Der Leiter der ICC-Rechtsabteilung, Suni Pal, sagte IPS, dass vor allem die größten Geber Japan, Deutschland, Großbritannien, Frankreich und Italien eine Aufstockung des Budgets ablehnten.

CICC-Vertreter William Pace rechnet nach eigenen Angaben damit, dass sich vier oder fünf weitere Länder dieser Linie anschließen werden. Zehn bis 20 Staaten würden sich voraussichtlich dagegen aussprechen, die meisten Mitglieder sich wahrscheinlich nicht festlegen. Unter den afrikanischen Staaten verteidige insbesondere Südafrika ein Null-Wachstum des Budgets.

Pace warf vor allem Großbritannien und Frankreich "politische Scheinheiligkeit" vor. Beide Länder setzten sich hartnäckig dafür ein, dass der ICC in Libyen tätig werde und seien damit mitverantwortlich für die erwarteten höheren Kosten. Zudem hätten sich die Regierungen in London und Paris bereit erklärt, die Einrichtung einer Flugverbotszone über dem nordafrikanischen Land mitzufinanzieren, erklärte der CICC-Vertreter. Diese Kosten stellten die mögliche Steigerung der Beiträge für den Gerichtshof weit in den Schatten.

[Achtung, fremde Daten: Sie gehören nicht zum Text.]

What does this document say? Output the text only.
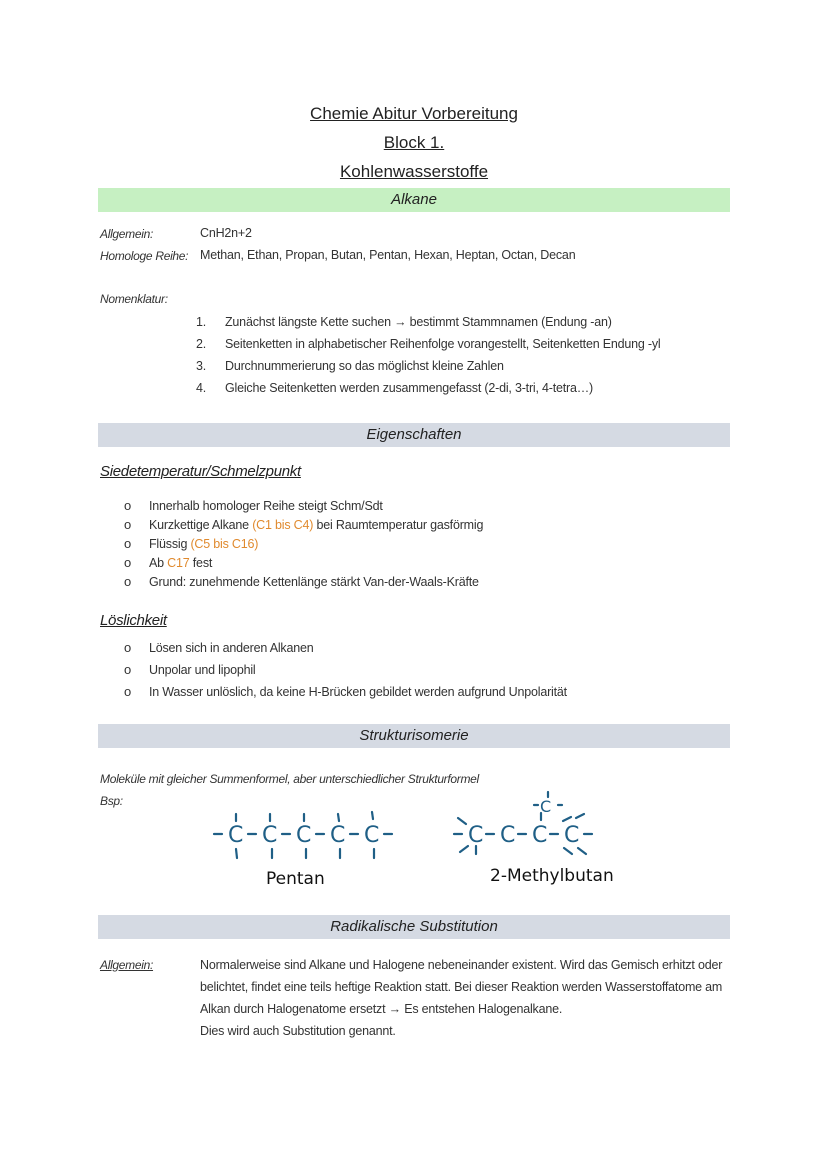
Chemie Abitur Vorbereitung
Block 1.
Kohlenwasserstoffe
Alkane
Allgemein:	CnH2n+2
Homologe Reihe: Methan, Ethan, Propan, Butan, Pentan, Hexan, Heptan, Octan, Decan
Nomenklatur:
1. Zunächst längste Kette suchen → bestimmt Stammnamen (Endung -an)
2. Seitenketten in alphabetischer Reihenfolge vorangestellt, Seitenketten Endung -yl
3. Durchnummerierung so das möglichst kleine Zahlen
4. Gleiche Seitenketten werden zusammengefasst (2-di, 3-tri, 4-tetra…)
Eigenschaften
Siedetemperatur/Schmelzpunkt
o Innerhalb homologer Reihe steigt Schm/Sdt
o Kurzkettige Alkane (C1 bis C4) bei Raumtemperatur gasförmig
o Flüssig (C5 bis C16)
o Ab C17 fest
o Grund: zunehmende Kettenlänge stärkt Van-der-Waals-Kräfte
Löslichkeit
o Lösen sich in anderen Alkanen
o Unpolar und lipophil
o In Wasser unlöslich, da keine H-Brücken gebildet werden aufgrund Unpolarität
Strukturisomerie
Moleküle mit gleicher Summenformel, aber unterschiedlicher Strukturformel
Bsp:
C C C C C	C C C C
C
Pentan	2-Methylbutan
Radikalische Substitution
Allgemein:	Normalerweise sind Alkane und Halogene nebeneinander existent. Wird das Gemisch erhitzt oder

belichtet, findet eine teils heftige Reaktion statt. Bei dieser Reaktion werden Wasserstoffatome am

Alkan durch Halogenatome ersetzt → Es entstehen Halogenalkane.

Dies wird auch Substitution genannt.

Der UN-Sicherheitsrat hat zudem einstimmig beschlossen, den Gerichtshof mit Ermittlungen zu Libyen zu beauftragen. Es war das erste Mal, dass das Gremium in Bezug auf die ICC-Arbeit geschlossen auftrat.

"Der Grundsatz, dass der Sicherheitsrat internationale Organisationen mit teuren Friedens- und Sicherheitsmissionen beauftragen kann und erwartet, dass sie diese selbst finanzieren, ist überheblich und nicht praktikabel", kritisierte Pace. Regierungen, die militärische Interventionen befürworteten, seien nicht bereit, für Friedensmaßnahmen und die Strategien zur Vermeidung von Verbrechen zu zahlen.

Ein Sprecher des britischen Ministeriums für Außenpolitik und die Beziehung zu den Commonwealth-Staaten (FCO) betonte dagegen, dass das Land einer der größten Unterstützer des ICC in politischer und finanzieller Hinsicht sei. Dass der ICC nicht mehr Geld erhalten soll, erklärte er als Teil einer Entwicklung, von der auch andere internationale Einrichtungen betroffen seien.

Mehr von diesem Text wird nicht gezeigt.